I inhaled slow and deep. Then I smiled, calm and confident.
"Your Majesty," I said, voice smooth as silk. "Elder Maeron is right."
A ripple of disbelief moved through the crowd like a gust of wind across dry grass.
"She is cursed!"
"I knew it!"
"The prince marked a wolfless? That’s a crime!"
They were shouting now, voices rising, echoing off the marble and gold.
But I didn’t flinch. I stood tall, let them have their moment. Then I raised a hand.
And silence fell instantly.
"Natalie Cross," I said, louder now, letting her name echo, venom-laced and cold, "the woman the prince has claimed as his mate... was born without a wolf."
Gasps. Outrage. Raw disbelief.
But I wasn’t finished.
Far from it.
"I’m not done," I said, voice sharper now, slicing through their panic like a scalpel.
The room held its breath.
Still, Zane didn’t move.
"There’s more to this than you know," I continued, voice calm and precise. "Much more."
Gabriella’s eyes met mine across the room—wide, pleading, terrified.

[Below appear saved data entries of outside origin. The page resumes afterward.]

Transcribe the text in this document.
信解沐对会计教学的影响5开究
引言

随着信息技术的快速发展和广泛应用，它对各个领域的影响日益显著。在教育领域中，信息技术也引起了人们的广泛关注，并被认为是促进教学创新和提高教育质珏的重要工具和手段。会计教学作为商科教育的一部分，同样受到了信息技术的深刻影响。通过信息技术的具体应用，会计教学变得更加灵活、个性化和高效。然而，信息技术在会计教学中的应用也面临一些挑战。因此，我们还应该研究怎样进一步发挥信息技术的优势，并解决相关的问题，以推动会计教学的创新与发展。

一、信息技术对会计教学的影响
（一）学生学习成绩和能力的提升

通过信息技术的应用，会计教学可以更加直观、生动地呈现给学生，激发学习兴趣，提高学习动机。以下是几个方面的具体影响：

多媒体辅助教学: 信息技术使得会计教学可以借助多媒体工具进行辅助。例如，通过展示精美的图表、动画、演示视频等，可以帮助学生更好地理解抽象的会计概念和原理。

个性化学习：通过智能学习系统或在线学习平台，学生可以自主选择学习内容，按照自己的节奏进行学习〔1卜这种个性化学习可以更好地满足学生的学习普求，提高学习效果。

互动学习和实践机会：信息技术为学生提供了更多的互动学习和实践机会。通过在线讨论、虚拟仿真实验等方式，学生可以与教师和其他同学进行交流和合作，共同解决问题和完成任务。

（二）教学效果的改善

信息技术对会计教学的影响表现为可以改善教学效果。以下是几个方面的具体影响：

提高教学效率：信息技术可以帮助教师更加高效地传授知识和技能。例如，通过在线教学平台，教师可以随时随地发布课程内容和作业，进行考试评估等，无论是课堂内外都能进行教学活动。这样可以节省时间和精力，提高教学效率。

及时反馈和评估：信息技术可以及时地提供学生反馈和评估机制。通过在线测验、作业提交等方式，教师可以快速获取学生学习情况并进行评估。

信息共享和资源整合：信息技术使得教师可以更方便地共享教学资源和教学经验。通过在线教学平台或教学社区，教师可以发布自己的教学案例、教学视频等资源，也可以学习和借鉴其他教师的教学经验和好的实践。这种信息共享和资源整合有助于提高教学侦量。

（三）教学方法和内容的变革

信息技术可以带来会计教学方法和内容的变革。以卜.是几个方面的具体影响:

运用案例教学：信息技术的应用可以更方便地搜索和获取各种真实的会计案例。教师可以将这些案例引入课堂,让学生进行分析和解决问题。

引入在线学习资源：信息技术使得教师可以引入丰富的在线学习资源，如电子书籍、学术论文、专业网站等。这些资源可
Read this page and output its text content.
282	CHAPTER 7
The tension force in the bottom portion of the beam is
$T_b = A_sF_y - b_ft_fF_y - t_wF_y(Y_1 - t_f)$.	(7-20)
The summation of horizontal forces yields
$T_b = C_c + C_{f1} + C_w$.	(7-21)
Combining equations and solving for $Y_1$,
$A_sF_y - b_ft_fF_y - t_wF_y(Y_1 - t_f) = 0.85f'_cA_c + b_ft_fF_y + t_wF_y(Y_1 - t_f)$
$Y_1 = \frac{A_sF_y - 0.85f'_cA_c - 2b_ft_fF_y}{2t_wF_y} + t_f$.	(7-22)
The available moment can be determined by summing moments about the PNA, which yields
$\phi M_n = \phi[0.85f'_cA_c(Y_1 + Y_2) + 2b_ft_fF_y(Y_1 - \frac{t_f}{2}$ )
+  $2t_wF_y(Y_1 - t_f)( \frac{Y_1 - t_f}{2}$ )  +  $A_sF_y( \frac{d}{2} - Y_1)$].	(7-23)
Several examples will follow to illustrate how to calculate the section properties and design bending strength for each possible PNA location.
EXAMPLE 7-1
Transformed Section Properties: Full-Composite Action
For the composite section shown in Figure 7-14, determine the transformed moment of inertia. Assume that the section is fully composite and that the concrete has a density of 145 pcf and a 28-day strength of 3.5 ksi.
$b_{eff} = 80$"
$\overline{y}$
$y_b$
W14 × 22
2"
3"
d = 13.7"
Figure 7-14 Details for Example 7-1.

She was silently begging me to stop. But this wasn’t her story to end.
This was mine to tell.
I turned back to the crowd, letting each word strike with purpose.
"Natalie Cross wasn’t just born wolfless. She is the daughter of traitors. My former Beta, Evan Cross and his mate Isla Cross—Evan was a man who plotted to fracture Silverfang from the inside. He broke our laws, disrespected our ways, betrayed me. I showed him mercy."

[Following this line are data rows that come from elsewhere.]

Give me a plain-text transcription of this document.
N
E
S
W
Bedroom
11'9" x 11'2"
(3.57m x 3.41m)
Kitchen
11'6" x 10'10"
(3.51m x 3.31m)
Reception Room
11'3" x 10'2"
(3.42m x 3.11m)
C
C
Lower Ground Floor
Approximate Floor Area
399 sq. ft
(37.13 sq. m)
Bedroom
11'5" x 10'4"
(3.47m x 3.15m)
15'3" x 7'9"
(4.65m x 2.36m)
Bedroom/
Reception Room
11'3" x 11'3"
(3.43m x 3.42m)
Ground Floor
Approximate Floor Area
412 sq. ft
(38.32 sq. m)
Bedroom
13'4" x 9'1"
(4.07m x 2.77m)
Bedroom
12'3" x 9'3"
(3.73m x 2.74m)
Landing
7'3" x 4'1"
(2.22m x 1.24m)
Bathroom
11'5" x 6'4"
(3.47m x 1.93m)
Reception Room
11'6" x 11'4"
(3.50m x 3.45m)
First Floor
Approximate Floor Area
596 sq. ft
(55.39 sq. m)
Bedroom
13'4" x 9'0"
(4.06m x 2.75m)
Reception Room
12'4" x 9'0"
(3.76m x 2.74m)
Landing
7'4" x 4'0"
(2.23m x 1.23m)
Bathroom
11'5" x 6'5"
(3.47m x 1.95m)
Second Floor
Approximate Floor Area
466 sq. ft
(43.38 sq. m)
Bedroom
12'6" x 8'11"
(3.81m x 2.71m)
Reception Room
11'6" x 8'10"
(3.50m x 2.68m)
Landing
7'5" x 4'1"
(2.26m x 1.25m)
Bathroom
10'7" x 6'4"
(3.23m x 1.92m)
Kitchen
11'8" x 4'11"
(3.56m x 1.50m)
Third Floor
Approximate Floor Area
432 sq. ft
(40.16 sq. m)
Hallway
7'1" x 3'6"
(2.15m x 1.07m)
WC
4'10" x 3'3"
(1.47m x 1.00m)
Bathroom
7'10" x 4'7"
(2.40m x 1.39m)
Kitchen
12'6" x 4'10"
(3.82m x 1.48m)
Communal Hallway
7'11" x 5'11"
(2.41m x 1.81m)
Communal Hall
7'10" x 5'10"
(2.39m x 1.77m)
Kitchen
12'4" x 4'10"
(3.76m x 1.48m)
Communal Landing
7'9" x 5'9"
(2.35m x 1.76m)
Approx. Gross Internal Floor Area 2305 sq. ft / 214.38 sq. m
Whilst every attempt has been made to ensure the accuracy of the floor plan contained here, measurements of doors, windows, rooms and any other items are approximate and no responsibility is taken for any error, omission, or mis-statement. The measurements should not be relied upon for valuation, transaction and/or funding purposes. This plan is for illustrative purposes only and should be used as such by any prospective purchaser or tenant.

Another lie. I’d shot him and his mate myself. But truth was malleable, and tonight, it bent to me.
"I gave his daughter a home. Despite everything. Despite what she was. I even marked her when she knelt and begged me to—because I thought she needed protection from the unmated wolves who saw her as nothing more than prey."
I let that linger. Let it sting.
"I believed she had potential. I believed she could belong. But the truth has a way of surfacing, doesn’t it? Ever since her wolfless state surfaced, Silverfang has suffered. Sickness spread. Wolves lost control. Families turned on each other. It was like a plague—like something wrong had rooted itself in our hearts."

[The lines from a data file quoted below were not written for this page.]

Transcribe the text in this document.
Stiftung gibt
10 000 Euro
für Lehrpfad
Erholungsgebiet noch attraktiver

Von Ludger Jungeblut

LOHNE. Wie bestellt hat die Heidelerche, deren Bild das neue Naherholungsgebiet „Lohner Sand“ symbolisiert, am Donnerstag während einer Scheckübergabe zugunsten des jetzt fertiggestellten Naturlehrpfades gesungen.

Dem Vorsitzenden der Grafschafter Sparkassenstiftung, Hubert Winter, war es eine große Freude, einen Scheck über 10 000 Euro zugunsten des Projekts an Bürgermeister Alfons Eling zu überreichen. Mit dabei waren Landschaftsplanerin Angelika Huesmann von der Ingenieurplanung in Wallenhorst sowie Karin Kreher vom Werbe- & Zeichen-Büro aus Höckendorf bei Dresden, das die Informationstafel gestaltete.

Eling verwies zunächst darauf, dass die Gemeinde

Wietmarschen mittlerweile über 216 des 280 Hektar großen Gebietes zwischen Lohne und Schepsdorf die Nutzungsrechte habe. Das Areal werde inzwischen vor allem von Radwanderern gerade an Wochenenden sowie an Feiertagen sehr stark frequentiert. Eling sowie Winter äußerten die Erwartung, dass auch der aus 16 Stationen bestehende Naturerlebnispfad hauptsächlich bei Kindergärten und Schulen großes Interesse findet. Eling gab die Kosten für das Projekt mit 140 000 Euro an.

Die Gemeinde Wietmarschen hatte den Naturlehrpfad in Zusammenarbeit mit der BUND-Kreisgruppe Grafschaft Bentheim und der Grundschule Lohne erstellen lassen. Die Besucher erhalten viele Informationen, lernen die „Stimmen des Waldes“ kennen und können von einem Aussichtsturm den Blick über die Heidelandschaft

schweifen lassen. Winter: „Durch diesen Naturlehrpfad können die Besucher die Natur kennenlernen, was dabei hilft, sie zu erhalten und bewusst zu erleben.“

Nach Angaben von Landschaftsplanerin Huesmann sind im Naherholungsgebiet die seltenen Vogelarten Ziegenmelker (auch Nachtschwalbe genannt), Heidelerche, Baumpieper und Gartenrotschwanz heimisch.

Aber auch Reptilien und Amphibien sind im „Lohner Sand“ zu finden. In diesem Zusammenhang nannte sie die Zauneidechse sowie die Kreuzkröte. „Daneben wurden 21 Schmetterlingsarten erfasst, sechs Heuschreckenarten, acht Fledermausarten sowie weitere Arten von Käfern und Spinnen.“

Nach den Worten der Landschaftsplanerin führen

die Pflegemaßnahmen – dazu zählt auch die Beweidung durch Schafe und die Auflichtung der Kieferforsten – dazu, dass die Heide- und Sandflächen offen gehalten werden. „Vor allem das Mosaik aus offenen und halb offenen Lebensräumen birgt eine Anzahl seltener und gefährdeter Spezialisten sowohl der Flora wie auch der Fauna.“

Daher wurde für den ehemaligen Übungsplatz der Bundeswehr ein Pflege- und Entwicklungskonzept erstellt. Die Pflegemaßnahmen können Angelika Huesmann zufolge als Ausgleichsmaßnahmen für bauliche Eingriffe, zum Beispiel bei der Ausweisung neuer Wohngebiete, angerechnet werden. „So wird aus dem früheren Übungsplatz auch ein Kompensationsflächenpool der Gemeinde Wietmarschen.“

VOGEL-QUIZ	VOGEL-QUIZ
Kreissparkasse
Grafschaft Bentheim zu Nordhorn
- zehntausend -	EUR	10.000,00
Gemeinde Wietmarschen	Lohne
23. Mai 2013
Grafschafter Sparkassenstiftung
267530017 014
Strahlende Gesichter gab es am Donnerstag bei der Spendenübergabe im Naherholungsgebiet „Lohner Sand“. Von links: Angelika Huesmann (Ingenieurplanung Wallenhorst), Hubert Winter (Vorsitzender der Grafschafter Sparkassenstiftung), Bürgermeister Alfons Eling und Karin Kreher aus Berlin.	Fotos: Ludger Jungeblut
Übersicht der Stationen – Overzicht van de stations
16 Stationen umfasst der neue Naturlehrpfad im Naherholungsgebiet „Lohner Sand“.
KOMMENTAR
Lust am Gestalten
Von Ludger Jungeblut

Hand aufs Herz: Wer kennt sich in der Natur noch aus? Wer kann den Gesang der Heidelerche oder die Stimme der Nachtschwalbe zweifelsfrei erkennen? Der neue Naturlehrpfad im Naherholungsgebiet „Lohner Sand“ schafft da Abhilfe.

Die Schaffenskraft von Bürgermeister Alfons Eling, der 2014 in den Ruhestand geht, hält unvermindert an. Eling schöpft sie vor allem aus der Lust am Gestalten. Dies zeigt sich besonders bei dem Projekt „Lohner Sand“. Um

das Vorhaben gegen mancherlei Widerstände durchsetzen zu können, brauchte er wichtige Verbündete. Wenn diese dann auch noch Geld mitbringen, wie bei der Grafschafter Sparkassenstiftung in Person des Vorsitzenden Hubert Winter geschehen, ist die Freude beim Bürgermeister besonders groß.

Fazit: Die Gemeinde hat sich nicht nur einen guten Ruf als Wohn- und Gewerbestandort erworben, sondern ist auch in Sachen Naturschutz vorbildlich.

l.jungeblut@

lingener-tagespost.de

Now the ballroom was silent. Hooked. Horrified.
"I did what any Alpha would do. I made the hard choice. I cast her out. Not out of cruelty—but out of duty. For the good of my pack. For the survival of our bloodline."
Finally, I turned to Zane.
His eyes were locked on mine now—burning with a fury so deep it could have set the palace on fire. His wolf was staring back at me through his skin, daring me to keep going.
So I did.
"She carries a curse, Your Highness," I said, voice low and lethal. "You think you’re saving her. But you’re not. She will be your undoing."
His fists clenched. The tension in the room snapped taut.
He would try to kill me for this.
Not now.
Not here.
But someday.
And when he did, it would be with eyes full of hatred and anger—and that would be enough for me.
Because tonight, I’d already won.
Every single eye in the room had turned toward Zane. And every single heart now carried a sliver of suspicion.
What if it was true?
I smiled, bowed low to the king, and stepped back beside Maeron.
And just like that, the ballroom didn’t feel like a court anymore.
It felt like a battlefield.
A war of whispers—and I’d just fired the first shot.